Era una antigua ciudad, tan antigua que se sentía en sus piedras y adoquines. En sus acueductos y murales.
En su escala, colosal y orientada hacia el sol. Hacia el ocaso y el amanecer. Dentro de un valle profundo, donde las
sombras geométricas atrapaban la vista y el equilibrio.
Caminábamos por una gran avenida, subiendo hacia las murallas y los palacios en lo alto. Una gran procesión festiva, un
carnaval de multitudes más allá de donde alcazaba la vista. Carruajes y decorados rodantes, borrachos y danzarines.
Fuego y música..
Nos desviamos, nos adentramos en las callejas hacia el interior de la ciudad. Allí, entre multitudes de viandantes, hay
mercados callejeros, puestos y mercancías. Animales y objetos extraños. Conforme se estrechan los callejones los
comercios se llevan a cabo en las casas, en tiendas oscuras y profundas. En bares pequeños con mesas bajas y
banquetas.
Nos cruzamos con muchos desconocidos, que nos asombran con sus historias o nos perturban con sus problemas.

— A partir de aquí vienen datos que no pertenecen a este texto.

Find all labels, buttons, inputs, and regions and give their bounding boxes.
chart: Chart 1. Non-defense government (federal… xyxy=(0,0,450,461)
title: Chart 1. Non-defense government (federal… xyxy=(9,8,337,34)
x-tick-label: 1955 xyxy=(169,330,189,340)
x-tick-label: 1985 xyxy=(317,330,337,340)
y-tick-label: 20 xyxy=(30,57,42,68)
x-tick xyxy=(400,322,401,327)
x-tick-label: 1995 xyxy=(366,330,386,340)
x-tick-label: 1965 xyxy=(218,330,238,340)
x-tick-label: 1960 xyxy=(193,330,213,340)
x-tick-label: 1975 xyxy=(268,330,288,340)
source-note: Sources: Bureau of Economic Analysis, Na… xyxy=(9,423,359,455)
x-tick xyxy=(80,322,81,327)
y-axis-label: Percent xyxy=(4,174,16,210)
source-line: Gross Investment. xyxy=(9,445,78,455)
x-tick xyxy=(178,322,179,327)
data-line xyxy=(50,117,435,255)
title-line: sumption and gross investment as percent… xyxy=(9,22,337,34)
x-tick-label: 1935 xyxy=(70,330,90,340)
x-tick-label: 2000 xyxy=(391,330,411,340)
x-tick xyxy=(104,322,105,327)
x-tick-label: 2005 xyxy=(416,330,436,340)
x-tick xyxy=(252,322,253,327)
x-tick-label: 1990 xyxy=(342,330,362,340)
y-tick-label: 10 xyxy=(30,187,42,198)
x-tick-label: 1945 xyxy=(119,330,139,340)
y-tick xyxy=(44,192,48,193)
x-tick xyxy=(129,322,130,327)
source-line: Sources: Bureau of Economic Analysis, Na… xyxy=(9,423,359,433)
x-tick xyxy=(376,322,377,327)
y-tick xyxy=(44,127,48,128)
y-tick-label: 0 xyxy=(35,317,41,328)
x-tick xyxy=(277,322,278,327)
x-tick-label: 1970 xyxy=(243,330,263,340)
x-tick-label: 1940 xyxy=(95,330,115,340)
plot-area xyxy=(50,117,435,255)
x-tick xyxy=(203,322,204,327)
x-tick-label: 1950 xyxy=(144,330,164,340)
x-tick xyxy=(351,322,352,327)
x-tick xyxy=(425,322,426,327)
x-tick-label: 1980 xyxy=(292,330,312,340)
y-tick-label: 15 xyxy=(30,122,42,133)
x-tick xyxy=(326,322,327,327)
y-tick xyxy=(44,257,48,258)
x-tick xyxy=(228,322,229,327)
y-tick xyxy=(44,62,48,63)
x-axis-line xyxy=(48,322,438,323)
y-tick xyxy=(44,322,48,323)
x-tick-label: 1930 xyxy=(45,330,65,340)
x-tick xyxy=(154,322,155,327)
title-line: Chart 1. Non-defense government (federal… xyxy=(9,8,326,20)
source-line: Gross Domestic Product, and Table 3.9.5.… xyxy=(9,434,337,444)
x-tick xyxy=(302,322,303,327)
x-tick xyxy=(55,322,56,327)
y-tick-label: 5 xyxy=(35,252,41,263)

Después llegamos al palacio. Con sus propias murallas, pero con lagos y jardines abiertos a la ciudad. Aves y flores
exóticas habitan el lugar. Se ven grandes cúpulas y columnas decoradas en oro y mármol y marfil.
El ruido de la urbe se funde antes de llegar a sus estancias.
II.
En el palacio, el príncipe soñaba con el amor.
Soñó que estaba en un prado, bajo un sol deslumbrante. Pero aquel cielo y aquel prado, y aquella luz, eran su amada.
Otra vez soñó que intentaba tocar a su amada, pero su cuerpo se agrietaba como arcilla, y una mancha oscura y
líquida surgía de su vientre.
Otra vez soñó que su amada volvía con sus hijos, ya crecidos y desconocidos.
III.
El tiempo fluye extraño en la antigua ciudad. Los días pasan despacio y se olvidan pronto. Pero los sueños
permanecen, como vívidos fantasmas, en la ilusión y la esperanza de sus gentes.